Shot Noise Probing of Magnetic Ordering in Zigzag Graphene Nanoribbons
Ralitsa L. Dragomirova, Denis A. Areshkin, Branislav K. Nikolic

TL;DR
This paper shows that shot noise measurements can be used as a sensitive, all-electrical method to detect magnetic ordering along the edges of zigzag graphene nanoribbons, revealing edge-localized ferromagnetism.
Contribution
It introduces the concept that shot noise in ZGNRs is significantly affected by edge-induced magnetic states, providing a novel probe for low-dimensional magnetism.
Findings
Shot noise is enhanced by edge magnetic ordering.
Spin-polarized currents show greater shot noise sensitivity.
Edge topology influences shot noise behavior.
Abstract
The nonequilibrium time-dependent fluctuations of charge current have recently emerged as a sensitive experimental tool to probe ballistic transport through evanescent wave functions introduced into clean wide and short graphene strips by the attached metallic electrodes.

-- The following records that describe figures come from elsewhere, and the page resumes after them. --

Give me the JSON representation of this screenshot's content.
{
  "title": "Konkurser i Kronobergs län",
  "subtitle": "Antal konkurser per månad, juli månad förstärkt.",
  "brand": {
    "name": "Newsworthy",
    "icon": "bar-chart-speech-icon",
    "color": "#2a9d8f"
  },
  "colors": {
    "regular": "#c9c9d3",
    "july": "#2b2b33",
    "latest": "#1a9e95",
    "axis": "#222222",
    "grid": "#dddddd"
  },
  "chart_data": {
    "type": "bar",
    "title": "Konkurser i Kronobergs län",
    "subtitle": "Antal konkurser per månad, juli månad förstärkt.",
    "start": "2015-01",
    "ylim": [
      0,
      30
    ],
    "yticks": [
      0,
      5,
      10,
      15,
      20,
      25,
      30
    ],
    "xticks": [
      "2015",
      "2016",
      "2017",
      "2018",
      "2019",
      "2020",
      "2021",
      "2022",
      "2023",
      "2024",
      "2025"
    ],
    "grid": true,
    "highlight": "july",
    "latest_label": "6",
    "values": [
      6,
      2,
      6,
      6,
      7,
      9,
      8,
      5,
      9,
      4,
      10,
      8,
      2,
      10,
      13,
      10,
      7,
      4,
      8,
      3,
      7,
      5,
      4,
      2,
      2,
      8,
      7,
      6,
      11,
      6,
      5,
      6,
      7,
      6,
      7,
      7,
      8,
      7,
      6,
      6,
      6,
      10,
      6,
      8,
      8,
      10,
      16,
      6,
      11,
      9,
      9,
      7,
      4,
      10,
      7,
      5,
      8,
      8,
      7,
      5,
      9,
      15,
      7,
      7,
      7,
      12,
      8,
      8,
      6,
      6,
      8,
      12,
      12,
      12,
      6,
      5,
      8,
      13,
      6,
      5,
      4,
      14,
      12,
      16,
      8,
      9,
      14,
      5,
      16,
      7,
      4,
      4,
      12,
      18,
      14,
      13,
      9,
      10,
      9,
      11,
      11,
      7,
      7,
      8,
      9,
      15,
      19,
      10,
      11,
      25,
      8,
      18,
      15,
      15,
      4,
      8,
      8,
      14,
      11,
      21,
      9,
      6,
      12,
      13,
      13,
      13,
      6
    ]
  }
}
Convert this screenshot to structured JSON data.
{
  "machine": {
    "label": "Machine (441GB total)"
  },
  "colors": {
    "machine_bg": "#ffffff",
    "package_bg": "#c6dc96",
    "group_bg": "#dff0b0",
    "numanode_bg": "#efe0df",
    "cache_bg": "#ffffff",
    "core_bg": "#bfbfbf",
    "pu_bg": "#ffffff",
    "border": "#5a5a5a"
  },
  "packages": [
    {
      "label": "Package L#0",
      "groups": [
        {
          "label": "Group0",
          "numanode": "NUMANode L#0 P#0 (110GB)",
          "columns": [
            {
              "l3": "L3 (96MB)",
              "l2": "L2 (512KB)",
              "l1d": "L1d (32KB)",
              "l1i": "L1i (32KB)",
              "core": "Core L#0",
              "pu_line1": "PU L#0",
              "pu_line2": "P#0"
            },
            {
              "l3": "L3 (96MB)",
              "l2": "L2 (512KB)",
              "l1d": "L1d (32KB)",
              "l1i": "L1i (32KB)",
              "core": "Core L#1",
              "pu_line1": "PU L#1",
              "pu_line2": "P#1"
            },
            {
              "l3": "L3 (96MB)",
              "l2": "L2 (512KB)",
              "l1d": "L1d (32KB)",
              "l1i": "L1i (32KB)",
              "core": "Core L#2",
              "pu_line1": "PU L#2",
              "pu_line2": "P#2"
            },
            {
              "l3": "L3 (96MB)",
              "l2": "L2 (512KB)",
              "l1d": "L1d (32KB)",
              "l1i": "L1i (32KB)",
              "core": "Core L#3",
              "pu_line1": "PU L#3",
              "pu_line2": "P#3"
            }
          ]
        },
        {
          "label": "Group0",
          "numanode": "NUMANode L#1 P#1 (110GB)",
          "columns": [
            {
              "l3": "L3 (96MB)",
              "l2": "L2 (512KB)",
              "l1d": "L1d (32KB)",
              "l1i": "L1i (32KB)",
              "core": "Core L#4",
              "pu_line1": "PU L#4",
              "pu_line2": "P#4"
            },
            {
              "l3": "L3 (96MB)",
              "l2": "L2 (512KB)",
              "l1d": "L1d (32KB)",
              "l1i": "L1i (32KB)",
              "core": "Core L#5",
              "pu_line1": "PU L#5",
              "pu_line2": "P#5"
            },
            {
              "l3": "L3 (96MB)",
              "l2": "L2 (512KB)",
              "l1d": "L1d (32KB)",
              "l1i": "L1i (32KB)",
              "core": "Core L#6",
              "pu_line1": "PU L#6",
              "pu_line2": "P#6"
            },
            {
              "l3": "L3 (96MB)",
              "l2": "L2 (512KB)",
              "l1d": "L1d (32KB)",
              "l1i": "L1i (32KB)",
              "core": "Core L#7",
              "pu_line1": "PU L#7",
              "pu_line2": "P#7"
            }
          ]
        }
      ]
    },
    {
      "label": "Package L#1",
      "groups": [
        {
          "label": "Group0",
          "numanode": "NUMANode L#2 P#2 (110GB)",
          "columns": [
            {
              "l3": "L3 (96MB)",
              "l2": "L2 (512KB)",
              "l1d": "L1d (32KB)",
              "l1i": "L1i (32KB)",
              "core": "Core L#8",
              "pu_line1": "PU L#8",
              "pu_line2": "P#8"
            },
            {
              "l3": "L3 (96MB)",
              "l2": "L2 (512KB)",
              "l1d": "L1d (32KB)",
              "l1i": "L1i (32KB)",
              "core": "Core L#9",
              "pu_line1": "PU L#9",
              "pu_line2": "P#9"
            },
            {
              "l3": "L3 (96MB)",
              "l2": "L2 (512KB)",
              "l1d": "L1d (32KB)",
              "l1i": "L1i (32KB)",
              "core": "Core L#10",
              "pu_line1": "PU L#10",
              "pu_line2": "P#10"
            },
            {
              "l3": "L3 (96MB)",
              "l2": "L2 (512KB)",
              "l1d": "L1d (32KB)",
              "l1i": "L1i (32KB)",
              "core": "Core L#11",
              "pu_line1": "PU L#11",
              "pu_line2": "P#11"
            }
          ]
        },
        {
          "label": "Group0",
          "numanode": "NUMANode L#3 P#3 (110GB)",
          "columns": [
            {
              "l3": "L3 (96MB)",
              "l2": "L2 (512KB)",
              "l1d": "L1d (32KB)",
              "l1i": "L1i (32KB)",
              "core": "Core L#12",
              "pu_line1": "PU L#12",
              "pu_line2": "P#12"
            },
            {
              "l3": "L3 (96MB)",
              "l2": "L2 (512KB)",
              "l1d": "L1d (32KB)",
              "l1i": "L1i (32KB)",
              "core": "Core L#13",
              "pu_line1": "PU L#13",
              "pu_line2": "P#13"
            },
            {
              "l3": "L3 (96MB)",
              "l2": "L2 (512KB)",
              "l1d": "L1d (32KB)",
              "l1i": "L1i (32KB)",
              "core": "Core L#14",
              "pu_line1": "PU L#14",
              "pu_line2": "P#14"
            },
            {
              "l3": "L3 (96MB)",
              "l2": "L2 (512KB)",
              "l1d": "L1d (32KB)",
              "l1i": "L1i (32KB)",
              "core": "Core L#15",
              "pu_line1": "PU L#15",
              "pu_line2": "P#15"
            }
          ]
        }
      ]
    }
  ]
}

We demonstrate that such "pseudo-diffusive" shot noise can be substantially modified in zigzag graphene nanoribbon (ZGNR) due to the topology of its edges responsible for localized states that facilitate ferromagnetic ordering along the edge when Coulomb interaction is taken into account. Thus, the shot noise enhancement of unpolarized, and even more sensitively of spin-polarized, charge currents injected into ZGNR will act as an all-electrical and edge-sensitive probe of such low-dimensional magnetism.